On hope, brewed in Bristol

My eco-anxiety is back, an old companion I thought I’d managed to shake off with a mixture of a low-impact lifestyle and cognitive behavioural therapy. But having to keep my toddler home because it was too hot to send them to nurseryin the UK – while the likely candidate for our future prime minister plans to double down on North Sea oil and gas, have left me with nothing but horror and fear for what lies ahead.

Writing helps, so I thought I would share some thoughts, and potentially a bit of hope.

I recently finished reading David Olusoga’s Black and British: A Forgotten History. I picked this up soon after moving to Bristol, having moved to an area of the city that is rich in and from colonial, slave-trafficking and imperial history, feeling like I needed to contextualise the beautiful architecture around me. Olusoga is a resident of Bristol, famous for his BBC history programmes, and recently in the news for testifying in the Colston Four trial. ‘Black and British’ is a masterpiece, and I highly recommend it to anyone living on this island. Not only is the research astounding, the writing is both beautiful and accessible.

at the Royal York Crescent in Clifton

There are so many chapters and elements to comment on, but it was the section on the abolition movement that stuck out as a lesson to reflect on. In short (and hoping I don’t oversimplify too much): at the end of the eighteenth century, slavery was completely embedded across the British economy, products produced by slaves were everywhere, enormous amounts of political power were invested in the system, and as such there were very few voices publicly denouncing it.

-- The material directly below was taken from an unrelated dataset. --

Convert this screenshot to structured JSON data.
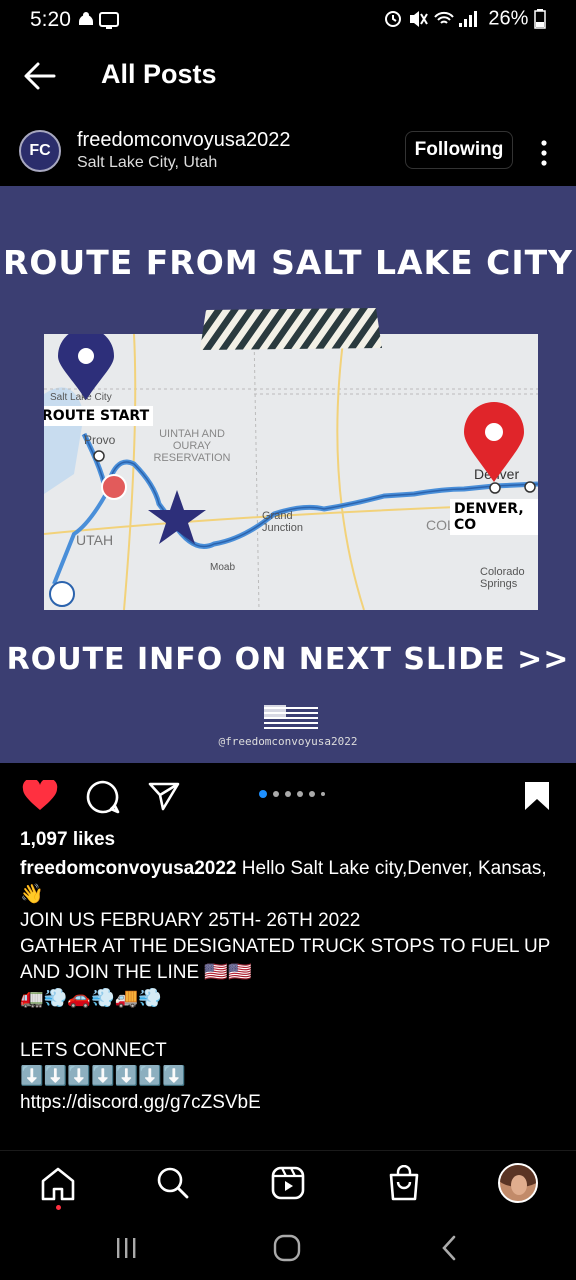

The slave trade and slavery was held up by centuries of racist and exploitative economic theories, but abolitionists also realised that they was tolerated by the general public mainly because they knew very little about it, rather than actively supported it. As such, abolitionists focused on educating the public about the realities of the slave trade as part of their campaign. Through the distribution of thousands of tracts and pamphlets, mass petitions gathering millions of signatures, political lobbying, boycotting, platforming the perspectives of former enslaved persons, making space for activism from women (who were denied the vote but who could play a role by emphasising mercy and compassion, which was deemed feminine), and providing physical evidence, abolitionists were able to turn the tide of public opinion and push for the abolition of the slave trade.

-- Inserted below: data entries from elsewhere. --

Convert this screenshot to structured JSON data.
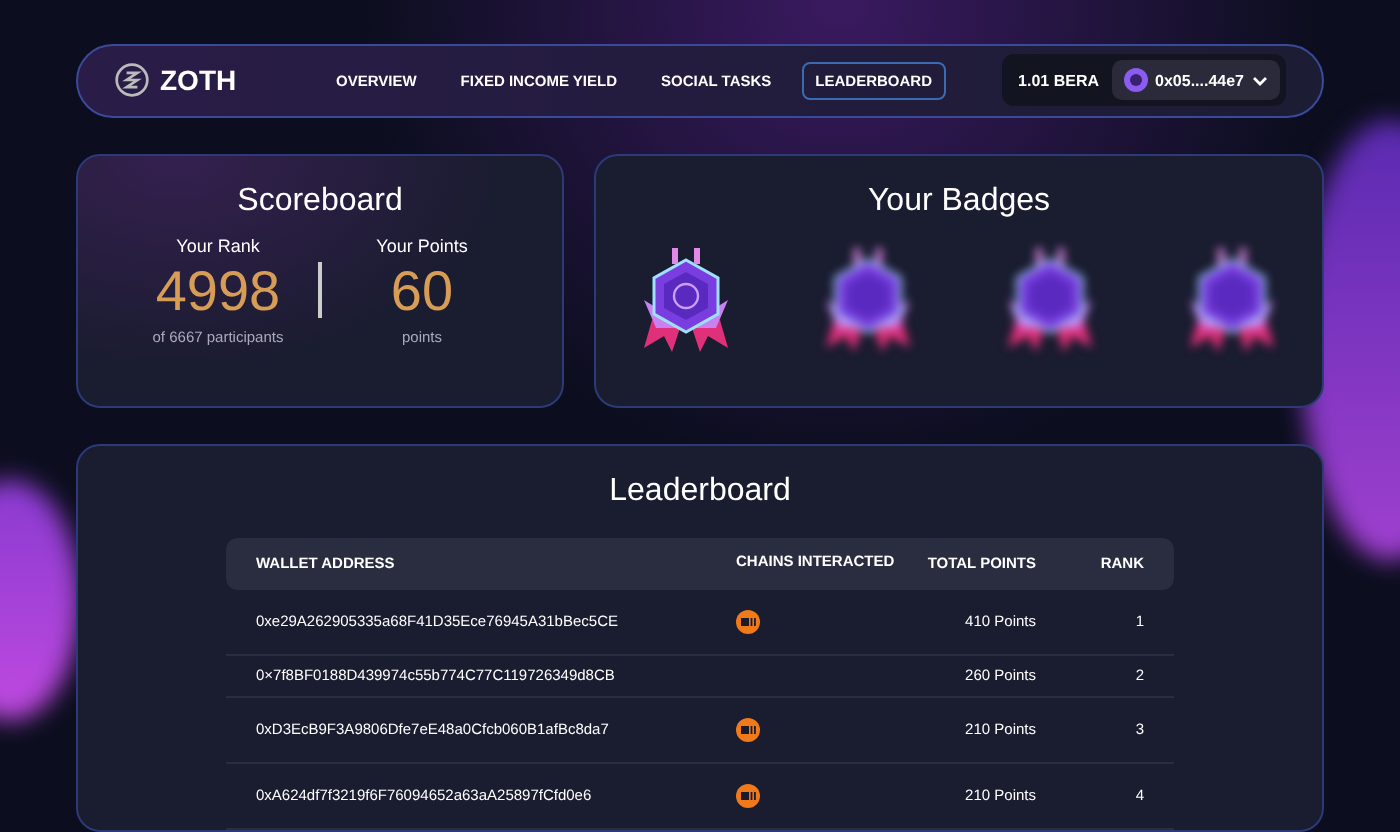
{
  "nav": {
    "logo": "ZOTH",
    "tabs": [
      {
        "label": "OVERVIEW",
        "selected": false
      },
      {
        "label": "FIXED INCOME YIELD",
        "selected": false
      },
      {
        "label": "SOCIAL TASKS",
        "selected": false
      },
      {
        "label": "LEADERBOARD",
        "selected": true
      }
    ],
    "balance": "1.01 BERA",
    "wallet": "0x05....44e7"
  },
  "scoreboard": {
    "title": "Scoreboard",
    "rank_label": "Your Rank",
    "rank": "4998",
    "rank_note": "of 6667 participants",
    "points_label": "Your Points",
    "points": "60",
    "points_note": "points"
  },
  "badges": {
    "title": "Your Badges",
    "items": [
      {
        "earned": true
      },
      {
        "earned": false
      },
      {
        "earned": false
      },
      {
        "earned": false
      }
    ]
  },
  "leaderboard": {
    "title": "Leaderboard",
    "columns": [
      "WALLET ADDRESS",
      "CHAINS INTERACTED",
      "TOTAL POINTS",
      "RANK"
    ],
    "rows": [
      {
        "wallet": "0xe29A262905335a68F41D35Ece76945A31bBec5CE",
        "chain": true,
        "points": "410 Points",
        "rank": "1"
      },
      {
        "wallet": "0×7f8BF0188D439974c55b774C77C119726349d8CB",
        "chain": false,
        "points": "260 Points",
        "rank": "2"
      },
      {
        "wallet": "0xD3EcB9F3A9806Dfe7eE48a0Cfcb060B1afBc8da7",
        "chain": true,
        "points": "210 Points",
        "rank": "3"
      },
      {
        "wallet": "0xA624df7f3219f6F76094652a63aA25897fCfd0e6",
        "chain": true,
        "points": "210 Points",
        "rank": "4"
      }
    ]
  }
}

The role of former slaves and the impact of this public campaign was brilliantly told in a play recently shown at the Bristol Old Vic. The Meaning of Zong, written and performed by Giles Terera, tells the story of Olaudah Equiano, a writer, abolitionist and formerly enslaved person, who publicly spoke about the legal trial on a massacre aboard a slave ship named Zong, where 132 Africans were thrown overboard. This set in motion the events leading to the abolition movement in the UK. At one point during the trial, the narrator points across the stage, at the judge (who owned slaves), at the jury (who profited from the slave trade) and at the prosecutor and the defence lawyer (who all had investments in transatlantic slave trade). Across the board, power and money were tied up in the kidnapping of humans. But through the publicity and debate generated by the case and decades of committed activism, abolitionists managed to achieve the impossible.

Of course, as we know and as ‘Black and British’ goes on to show, the British abolition of the slave trade was not the end of slavery, nor the end of the horrors of the British empire. And this is not to contribute to a disingenuous and nationalistic ‘pat on the back’ that often accompanies discourse on abolition. But it was a positive step towards ending one of the most damaging parts of history, and one of which abolitionists can take credit.

While the context and challenges are different, I see parallels between the fight against slavery, with its total integration across the economy – as energy, means of production and wealth creation – with the fight against fossil fuels. We are living through a time when it seems like the forces of big oil and gas are winning against those trying to merely ensure the future of a liveable planet. With their total integration across our economies and political systems, it’s so easy to get despondent and paralysed in the face of climate breakdown.

But a reminder of concrete examples of social movements and the people involved can provide us with inspiration to shift from despair to action, with a successful end goal in sight. Lessons from our history can remind us that advocacy on system-wide challenges can be successful. Campaigning, building public support and storytelling are of upmost importance. And it’s this that we have to remember as we pick up the courage to keep chipping away at the system, that success is possible. As many activists keep repeating, there is a big difference between 4 degrees and 1.5 degrees warming. Every effort helps, and every fraction of a degree matters.